Will steel – in some new form – ever come back?

“I don’t think steel has ever gone away, in fact one of my favourite bikes in my collection is my custom colour Reynolds steel Endurance 725 (with calliper brakes, by the way). 

“We currently have Reynolds steel models in our Road, CGR, MTB and Urban ranges with the material offering that unique ride feel you only get from a high quality steel frame.” 

Wind tunnel testing is important to Ribble. Photo©supplied

What does Ribble’s future look like in your mind?

“The Ribble brand is going from strength to strength.

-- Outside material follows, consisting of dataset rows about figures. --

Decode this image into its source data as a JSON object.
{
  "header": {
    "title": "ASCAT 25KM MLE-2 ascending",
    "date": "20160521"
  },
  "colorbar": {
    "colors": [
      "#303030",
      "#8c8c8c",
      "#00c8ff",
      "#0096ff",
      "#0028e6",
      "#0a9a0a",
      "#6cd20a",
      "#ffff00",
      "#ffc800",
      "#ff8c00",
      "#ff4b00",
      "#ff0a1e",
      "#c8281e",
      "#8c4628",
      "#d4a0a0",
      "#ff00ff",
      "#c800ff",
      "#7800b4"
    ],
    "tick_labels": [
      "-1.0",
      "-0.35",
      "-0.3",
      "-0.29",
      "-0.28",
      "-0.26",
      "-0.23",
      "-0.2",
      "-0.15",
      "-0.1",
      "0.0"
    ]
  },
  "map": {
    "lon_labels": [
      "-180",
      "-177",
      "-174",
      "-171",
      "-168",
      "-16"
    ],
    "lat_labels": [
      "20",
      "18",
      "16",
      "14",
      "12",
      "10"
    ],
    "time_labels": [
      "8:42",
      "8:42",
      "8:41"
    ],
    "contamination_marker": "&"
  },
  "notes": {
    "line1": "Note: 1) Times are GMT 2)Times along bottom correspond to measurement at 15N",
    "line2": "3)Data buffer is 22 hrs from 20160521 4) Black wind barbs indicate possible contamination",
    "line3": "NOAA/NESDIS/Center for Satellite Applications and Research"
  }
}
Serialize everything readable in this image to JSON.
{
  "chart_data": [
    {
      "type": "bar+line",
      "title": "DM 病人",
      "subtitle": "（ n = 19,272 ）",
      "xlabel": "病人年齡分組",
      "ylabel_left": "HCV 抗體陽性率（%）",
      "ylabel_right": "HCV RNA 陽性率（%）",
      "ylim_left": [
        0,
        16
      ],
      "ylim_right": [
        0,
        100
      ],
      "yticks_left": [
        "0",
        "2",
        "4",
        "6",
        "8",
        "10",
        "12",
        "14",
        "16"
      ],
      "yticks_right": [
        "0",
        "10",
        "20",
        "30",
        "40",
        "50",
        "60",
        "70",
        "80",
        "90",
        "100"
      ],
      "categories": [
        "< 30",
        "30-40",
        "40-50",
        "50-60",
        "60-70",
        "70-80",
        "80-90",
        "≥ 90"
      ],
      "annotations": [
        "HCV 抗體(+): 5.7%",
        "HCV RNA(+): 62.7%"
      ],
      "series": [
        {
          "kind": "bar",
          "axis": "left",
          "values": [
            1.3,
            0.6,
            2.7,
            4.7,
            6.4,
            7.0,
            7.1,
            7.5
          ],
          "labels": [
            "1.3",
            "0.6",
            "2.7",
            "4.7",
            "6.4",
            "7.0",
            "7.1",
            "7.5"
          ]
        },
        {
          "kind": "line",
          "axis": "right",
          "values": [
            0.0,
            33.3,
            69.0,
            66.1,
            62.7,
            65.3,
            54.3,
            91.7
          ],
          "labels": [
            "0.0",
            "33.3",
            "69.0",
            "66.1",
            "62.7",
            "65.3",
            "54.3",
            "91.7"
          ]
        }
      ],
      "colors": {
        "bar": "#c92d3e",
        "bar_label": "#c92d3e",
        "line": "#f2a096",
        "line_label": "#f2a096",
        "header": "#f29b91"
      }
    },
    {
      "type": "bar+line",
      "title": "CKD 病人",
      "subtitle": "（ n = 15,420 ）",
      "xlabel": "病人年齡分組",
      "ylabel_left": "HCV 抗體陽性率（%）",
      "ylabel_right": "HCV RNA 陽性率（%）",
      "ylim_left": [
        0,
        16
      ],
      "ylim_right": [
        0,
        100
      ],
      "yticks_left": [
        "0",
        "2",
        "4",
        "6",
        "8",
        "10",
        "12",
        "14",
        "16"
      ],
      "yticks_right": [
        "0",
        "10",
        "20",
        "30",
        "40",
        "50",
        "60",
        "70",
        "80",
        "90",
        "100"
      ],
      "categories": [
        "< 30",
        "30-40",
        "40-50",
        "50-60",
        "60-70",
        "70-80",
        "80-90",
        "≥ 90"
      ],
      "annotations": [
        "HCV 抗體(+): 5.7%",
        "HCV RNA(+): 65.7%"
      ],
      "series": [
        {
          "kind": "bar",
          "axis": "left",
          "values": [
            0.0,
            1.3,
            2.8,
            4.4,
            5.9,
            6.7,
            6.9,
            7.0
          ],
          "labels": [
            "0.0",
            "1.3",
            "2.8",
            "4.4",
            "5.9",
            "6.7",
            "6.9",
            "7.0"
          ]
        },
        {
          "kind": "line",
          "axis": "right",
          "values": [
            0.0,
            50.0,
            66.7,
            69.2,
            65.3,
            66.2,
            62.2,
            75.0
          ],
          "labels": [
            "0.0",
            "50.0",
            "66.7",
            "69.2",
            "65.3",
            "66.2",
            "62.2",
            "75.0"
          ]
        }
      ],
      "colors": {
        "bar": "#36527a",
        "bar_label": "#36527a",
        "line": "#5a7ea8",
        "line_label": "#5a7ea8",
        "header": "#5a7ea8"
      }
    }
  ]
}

We have built a highly innovative forward-thinking digital business with a product and customer centric brand at its heart. 

“Whilst short term (hopefully!) we are combating the industry wide component shortages and delays, we continue to drive our product and technological innovation through R&D with some very exciting projects in progress. 

“We will continue to diversify and refine our World Class product offer with our unique ability to customise and personalise. 

“We continue to invest heavily in our customer proposition both from the digital journey perspective as well as our physical brand and customer experiences. 

“The expertise and knowledge within the team combined with the positive team culture within the business is a real strength, taking the brand values to heart as we continue to grow as a brand and business.”

With thanks to Andy for his time and to Sasha for facilitating the interview.

Ed Hood
Ed's been involved in cycling for over 45 years. In that time he's been a successful time triallist, team manager, and sponsor of several teams and clubs. He's also a respected and successful coach, and during the winter months can often be found working in the cabins at the Six Days. Ed remains a massive fan of the sport and couples his extensive contacts with an inexhaustable enthusiasm for the minutiae and the history of our sport.